После открытия Пепино Бельо они пришли посмотреть на меня и со своим обычным снобизмом преувеличивали свое восхищение. Они думали обо мне бог знает что, но не ожидали, что я художник-кубист. Они откровенно признались во всем, что говорили обо мне, и взамен предложили свою дружбу. Менее великодушный, чем они, я сохранял какую-то дистанцию между нами, спрашивая себя, что конкретно они могут мне дать. Между тем, меньше чем за неделю я произвел на них такое впечатление превосходства, что вскоре вся группа повторяла: «Дали сказал тото…», «Дали нарисовал то-то…», «Дали ответил…», «Дали думает, что…», «Это похоже на Дали…», «Это далинийское…». Вскоре я понял, что они все у меня возьмут и ничего не дадут. Все, чем они распологали, было у меня в квадрате или в кубе. Мне нравился только Гарсия Лорка.
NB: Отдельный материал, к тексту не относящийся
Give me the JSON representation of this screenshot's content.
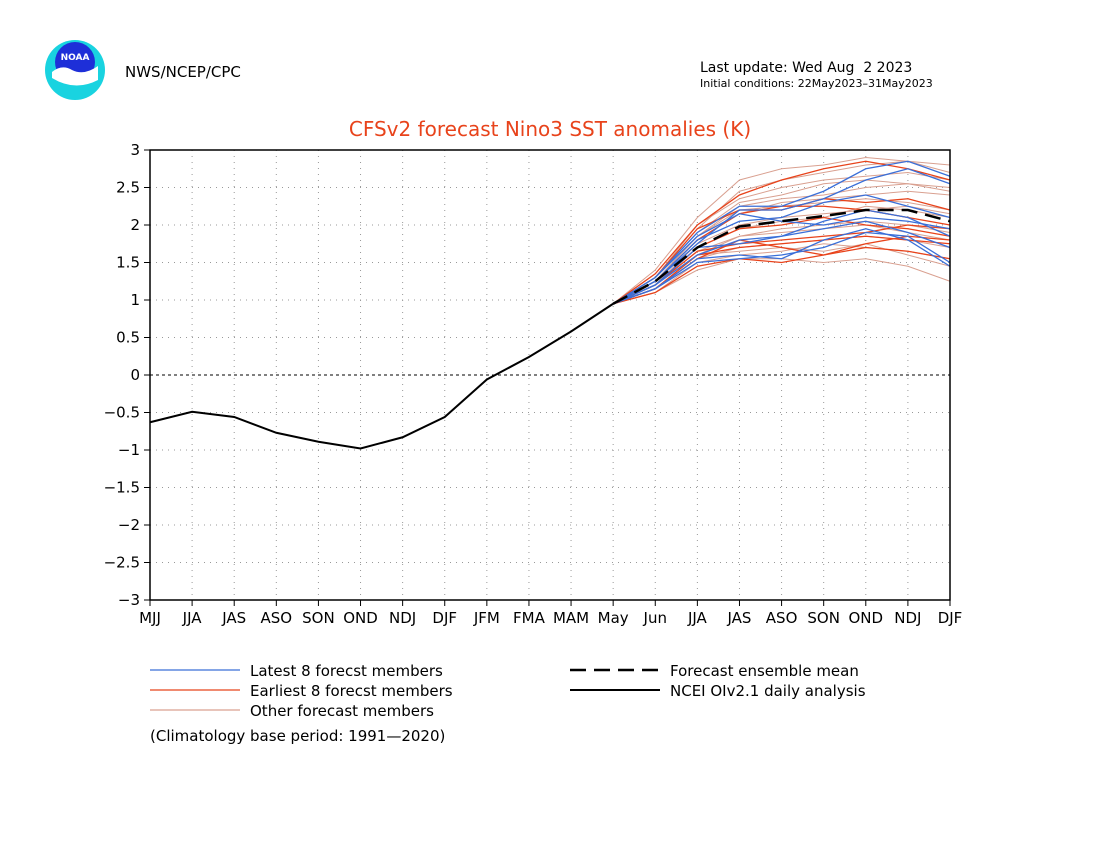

Он воплощал собой целостный поэтический феномен, был самим собой — застенчивый, полнокровный, величавый и потный, трепещущий тысячей мерцающих подземных огней, как любая материя, готовая вылиться в свою собственную оригинальную форму. Моей первой реакцией было отрицательное отношение к «поэтическому космосу»: я утверждал, что ничто не могло остаться без названия и определения. Для всего были установлены какие-то «рамки» и «законы». Здесь не было ничего, что нельзя было бы «съесть» (к тому времени это уже стало моим излюбленным выражением). Когда я чувствовал заразительный огонь поэзии великого Федерико и меня охватывали безумные и прихотливые языки его пламени, я прилагал все усилия, чтобы укротить и погасить их оливковой ветвью своей преждевременной анти-фаустовской старости, готовя уже решетку своего трансцедентального прозаизма, на котором на следующий день, когда от пламени Лорки останутся только угли, я буду жарить шампиньоны, котлеты и сардины своих идей. Все будет вовремя сервировано и подано теплым на чистых страницах книги, которую вы собираетесь прочесть. Одним махом я утолю духовный голод нравственности и воображения нашей эпохи.